Design and performance in the first flight of the transition radiation detector and charge detector of the CREAM balloon instrument

• Published in: Nuclear instruments & methods in physics research. Section A, Accelerators, spectrometers, detectors and associated equipment Vol. 572; no. 1; pp. 485 - 487
• Main Authors: Coutu, S., Ahn, H.S., Allison, P., Bagliesi, M.G., Beatty, J.J., Bigongiari, G., Boyle, P., Brandt, T.J., Childers, J.T., Conklin, N.B., DuVernois, M.A., Ganel, O., Han, J.H., Hyun, H.J., Jeon, J.A., Kim, K., Lee, J.K., Lee, M.H., Lutz, L., Maestro, P., Malinine, A., Marrocchesi, P.S., Minnick, S., Mognet, S.I., Nutter, S., Park, N.H., Park, H., Park, I.H., Seo, E.S., Sina, R., Swordy, S., Wakely, S.P., Wu, J., Yang, J., Yoon, Y.S., Zei, R., Zinn, S.
• Format: Journal Article
• Language: English
• Published: Elsevier B.V 01.03.2007
• Subjects: Charge; Cherenkov detector; Cosmic ray; Transition radiation; 29.40.Ka; 29.40.Mc; 96.50.sb; Cherenkov detector; Transition radiation; Charge; Cosmic ray; 29.40.Cs; 95.85.Ry; 95.55.Vj
• ISSN: 0168-9002; 1872-9576
• DOI: 10.1016/j.nima.2006.10.241

The Cosmic Ray Energetics And Mass (CREAM) instrument flew on a high altitude balloon in Antarctica in 2004–2005 for a record breaking 42 days.

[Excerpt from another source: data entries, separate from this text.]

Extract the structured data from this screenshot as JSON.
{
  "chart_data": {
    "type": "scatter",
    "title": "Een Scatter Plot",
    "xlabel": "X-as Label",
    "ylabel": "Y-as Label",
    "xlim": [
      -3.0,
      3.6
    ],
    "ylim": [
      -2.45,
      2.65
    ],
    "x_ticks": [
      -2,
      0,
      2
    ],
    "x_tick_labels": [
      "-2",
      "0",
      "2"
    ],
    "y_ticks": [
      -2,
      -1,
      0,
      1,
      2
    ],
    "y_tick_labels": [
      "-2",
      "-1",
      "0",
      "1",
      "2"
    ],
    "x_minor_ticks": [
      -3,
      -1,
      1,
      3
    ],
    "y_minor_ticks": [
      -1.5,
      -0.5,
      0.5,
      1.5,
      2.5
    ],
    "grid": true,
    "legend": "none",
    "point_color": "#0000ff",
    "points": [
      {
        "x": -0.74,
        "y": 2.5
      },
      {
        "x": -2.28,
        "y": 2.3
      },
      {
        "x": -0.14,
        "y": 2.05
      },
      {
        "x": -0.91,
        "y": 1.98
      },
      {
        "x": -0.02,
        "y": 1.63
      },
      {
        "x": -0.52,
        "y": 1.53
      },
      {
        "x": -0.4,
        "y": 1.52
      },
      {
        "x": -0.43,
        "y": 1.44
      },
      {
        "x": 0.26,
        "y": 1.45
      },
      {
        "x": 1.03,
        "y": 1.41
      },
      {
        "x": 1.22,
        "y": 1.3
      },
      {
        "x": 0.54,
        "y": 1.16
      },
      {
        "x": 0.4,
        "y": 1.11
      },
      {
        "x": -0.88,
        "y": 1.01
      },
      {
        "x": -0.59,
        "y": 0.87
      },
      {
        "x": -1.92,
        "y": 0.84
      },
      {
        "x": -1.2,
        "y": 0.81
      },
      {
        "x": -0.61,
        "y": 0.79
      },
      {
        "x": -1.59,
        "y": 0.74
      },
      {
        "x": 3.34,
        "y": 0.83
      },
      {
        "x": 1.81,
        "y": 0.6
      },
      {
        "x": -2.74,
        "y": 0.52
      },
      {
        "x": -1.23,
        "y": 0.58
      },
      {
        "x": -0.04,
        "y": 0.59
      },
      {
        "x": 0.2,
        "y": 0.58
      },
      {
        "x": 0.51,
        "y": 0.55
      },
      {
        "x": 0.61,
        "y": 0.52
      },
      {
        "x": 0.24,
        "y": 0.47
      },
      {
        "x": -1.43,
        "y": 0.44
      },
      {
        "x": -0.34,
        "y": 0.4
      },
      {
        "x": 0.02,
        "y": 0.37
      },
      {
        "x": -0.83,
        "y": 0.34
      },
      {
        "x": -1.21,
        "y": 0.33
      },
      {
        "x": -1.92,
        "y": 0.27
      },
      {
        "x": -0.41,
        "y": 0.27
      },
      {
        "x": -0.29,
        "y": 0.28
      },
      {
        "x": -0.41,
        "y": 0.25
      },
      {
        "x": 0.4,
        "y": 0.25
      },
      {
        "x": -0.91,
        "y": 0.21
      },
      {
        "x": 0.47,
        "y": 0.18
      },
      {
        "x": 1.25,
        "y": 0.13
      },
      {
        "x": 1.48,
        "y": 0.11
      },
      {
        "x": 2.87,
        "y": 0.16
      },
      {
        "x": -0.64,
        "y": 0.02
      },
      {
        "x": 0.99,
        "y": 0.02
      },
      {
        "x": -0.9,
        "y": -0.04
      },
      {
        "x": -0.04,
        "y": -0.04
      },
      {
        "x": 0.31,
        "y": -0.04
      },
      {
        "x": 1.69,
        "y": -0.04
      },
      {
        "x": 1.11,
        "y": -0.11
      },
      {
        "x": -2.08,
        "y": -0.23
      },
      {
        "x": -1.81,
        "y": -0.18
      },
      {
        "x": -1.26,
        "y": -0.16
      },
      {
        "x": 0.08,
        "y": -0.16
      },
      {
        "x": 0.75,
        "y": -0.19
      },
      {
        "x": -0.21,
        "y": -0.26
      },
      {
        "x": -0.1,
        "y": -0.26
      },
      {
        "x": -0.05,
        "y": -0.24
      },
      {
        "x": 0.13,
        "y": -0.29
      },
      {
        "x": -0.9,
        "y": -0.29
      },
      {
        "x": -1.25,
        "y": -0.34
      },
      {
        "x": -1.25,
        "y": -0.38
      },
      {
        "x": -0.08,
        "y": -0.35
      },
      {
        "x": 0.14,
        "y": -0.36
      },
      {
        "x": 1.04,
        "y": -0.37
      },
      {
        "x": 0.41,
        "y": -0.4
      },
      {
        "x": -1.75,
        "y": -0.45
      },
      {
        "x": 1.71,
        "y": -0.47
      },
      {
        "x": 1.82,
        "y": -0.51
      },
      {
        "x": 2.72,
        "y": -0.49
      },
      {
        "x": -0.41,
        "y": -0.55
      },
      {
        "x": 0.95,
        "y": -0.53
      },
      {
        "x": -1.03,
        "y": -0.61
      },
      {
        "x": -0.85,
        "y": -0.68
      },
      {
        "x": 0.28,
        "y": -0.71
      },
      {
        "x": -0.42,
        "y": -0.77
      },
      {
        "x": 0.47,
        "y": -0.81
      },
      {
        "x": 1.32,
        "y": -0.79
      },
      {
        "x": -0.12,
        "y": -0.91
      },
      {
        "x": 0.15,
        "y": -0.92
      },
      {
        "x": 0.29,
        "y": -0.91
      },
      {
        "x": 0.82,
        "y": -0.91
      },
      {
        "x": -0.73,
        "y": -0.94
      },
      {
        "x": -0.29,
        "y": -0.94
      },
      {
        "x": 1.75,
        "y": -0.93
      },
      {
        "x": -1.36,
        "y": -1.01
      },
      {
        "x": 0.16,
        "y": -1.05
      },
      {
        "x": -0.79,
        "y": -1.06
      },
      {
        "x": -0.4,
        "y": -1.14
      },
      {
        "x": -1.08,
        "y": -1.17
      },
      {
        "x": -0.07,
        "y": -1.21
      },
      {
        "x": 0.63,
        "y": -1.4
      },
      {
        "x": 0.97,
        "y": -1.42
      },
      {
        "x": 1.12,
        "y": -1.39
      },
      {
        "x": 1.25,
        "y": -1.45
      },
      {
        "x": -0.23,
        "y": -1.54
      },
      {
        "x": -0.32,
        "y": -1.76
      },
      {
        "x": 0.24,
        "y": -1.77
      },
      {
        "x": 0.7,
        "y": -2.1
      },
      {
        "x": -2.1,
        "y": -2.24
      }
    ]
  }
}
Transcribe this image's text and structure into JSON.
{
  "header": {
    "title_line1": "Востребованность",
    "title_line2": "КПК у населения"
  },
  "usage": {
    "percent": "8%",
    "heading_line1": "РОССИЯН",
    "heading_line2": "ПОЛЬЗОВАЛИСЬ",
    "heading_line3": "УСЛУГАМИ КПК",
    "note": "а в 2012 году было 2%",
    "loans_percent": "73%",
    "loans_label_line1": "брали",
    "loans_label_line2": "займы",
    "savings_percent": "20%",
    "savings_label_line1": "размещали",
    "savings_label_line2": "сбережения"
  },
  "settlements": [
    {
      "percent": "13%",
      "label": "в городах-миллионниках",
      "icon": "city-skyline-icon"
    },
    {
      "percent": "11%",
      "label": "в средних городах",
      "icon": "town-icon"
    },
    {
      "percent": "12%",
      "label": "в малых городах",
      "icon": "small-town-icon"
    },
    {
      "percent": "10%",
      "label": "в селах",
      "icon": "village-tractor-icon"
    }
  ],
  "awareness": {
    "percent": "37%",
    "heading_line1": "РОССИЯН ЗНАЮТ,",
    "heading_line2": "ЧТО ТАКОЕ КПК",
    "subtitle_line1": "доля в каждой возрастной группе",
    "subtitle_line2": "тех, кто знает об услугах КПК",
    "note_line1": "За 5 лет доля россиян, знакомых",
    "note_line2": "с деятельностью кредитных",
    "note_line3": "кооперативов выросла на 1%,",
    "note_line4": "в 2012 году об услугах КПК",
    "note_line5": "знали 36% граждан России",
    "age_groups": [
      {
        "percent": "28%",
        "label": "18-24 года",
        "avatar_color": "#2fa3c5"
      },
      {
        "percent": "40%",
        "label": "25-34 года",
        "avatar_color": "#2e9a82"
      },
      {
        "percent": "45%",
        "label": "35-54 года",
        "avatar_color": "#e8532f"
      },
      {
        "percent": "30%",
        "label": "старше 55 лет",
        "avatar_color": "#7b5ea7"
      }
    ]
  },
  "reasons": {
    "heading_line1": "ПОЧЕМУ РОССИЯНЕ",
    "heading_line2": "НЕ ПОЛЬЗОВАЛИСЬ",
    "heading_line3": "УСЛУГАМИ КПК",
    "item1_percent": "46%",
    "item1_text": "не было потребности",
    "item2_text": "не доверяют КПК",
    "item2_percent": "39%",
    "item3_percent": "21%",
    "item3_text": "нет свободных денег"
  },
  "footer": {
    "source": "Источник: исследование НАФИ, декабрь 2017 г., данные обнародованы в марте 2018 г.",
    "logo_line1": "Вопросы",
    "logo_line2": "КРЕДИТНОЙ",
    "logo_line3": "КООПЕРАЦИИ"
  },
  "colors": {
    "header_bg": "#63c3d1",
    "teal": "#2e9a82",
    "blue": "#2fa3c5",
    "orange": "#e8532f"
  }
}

An array of detectors was deployed to identify cosmic rays and measure their energies up to several hundred TeV. A major science goal is the measurement of secondary nuclei at high energy (produced by spallation reactions of heavier cosmic rays in the interstellar medium). This is done with a transition radiation detector using xenon-filled proportional tubes, and charge identification devices comprising plastic scintillator and Cherenkov counters. Accurate and stable performance of these detectors is necessary for the reliable identification of the secondary nuclei. The design of these detectors and their performance in flight are discussed, and preliminary data presented.